The New York Department of Investigations has been in existence for 140 years and was formed in the 1870s after infamous politico William “Boss” Tweed bilked millions of dollars from the city. An independent agency with an annual budget of $21 million, the department investigates elected officials, employees, and contractors — and needs no permission to do so.

The department has complete access to city computers and records, and can issue and enforce its own subpoenas. More importantly, at least where Chicago is concerned, the commissioner can direct resources where the need is greatest, meaning a sweeping investigation isn’t mothballed because of a lack of manpower.

A centralized office is “much more efficient because there’s shared resources,” says Mark Peters, the New York department’s commissioner. “We have tremendous independence. There’s no one in city government that has a right to object to what we’re doing.”

Mission Unaccomplished

Dorothy Brown, Feeling Heat

New Watchdog, New Conflicts

Outside of Ferguson and Khan most city IGs were lukewarm when asked about importing the New York model to Chicago, worrying that it could give one person too much power.

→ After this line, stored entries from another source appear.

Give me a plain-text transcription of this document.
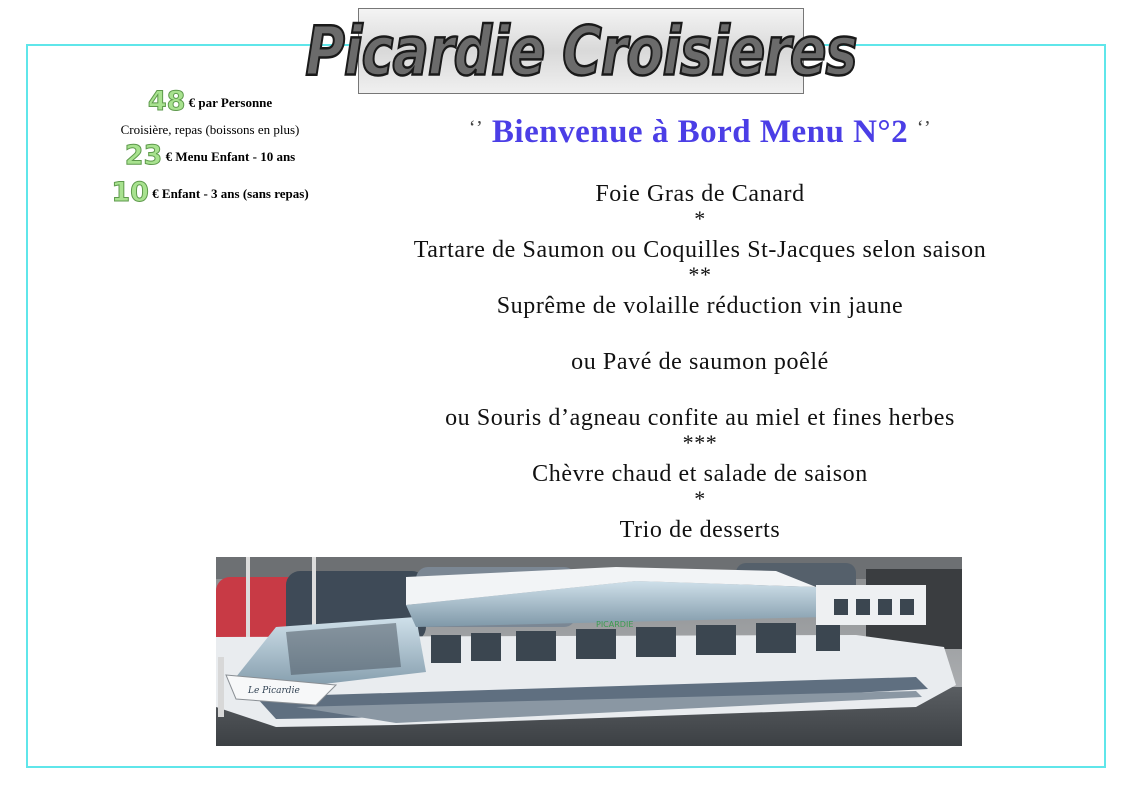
Picardie Croisieres
48 € par Personne
Croisière, repas (boissons en plus)
23 € Menu Enfant - 10 ans
10 € Enfant - 3 ans (sans repas)
‘’ Bienvenue à Bord Menu N°2 ‘’
Foie Gras de Canard
*
Tartare de Saumon ou Coquilles St-Jacques selon saison
**
Suprême de volaille réduction vin jaune
ou Pavé de saumon poêlé
ou Souris d’agneau confite au miel et fines herbes
***
Chèvre chaud et salade de saison
*
Trio de desserts
Le Picardie
PICARDIE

“There is a grave concern there,” says Alison Perona, Chicago Park District inspector general.

Before he became mayor in May 2011, Emanuel appeared at a press conference with Ferguson’s predecessor David Hoffman to present a list of ethics reforms he planned to enact if elected. The proposals included beefing up Ferguson’s budget and broadening his powers to include oversight of the park district and public buildings. But those changes never happened, taking a back seat, perhaps, to more pressing matters involving street violence, budget issues and pension reform.

The Emanuel Administration declined to comment on this report.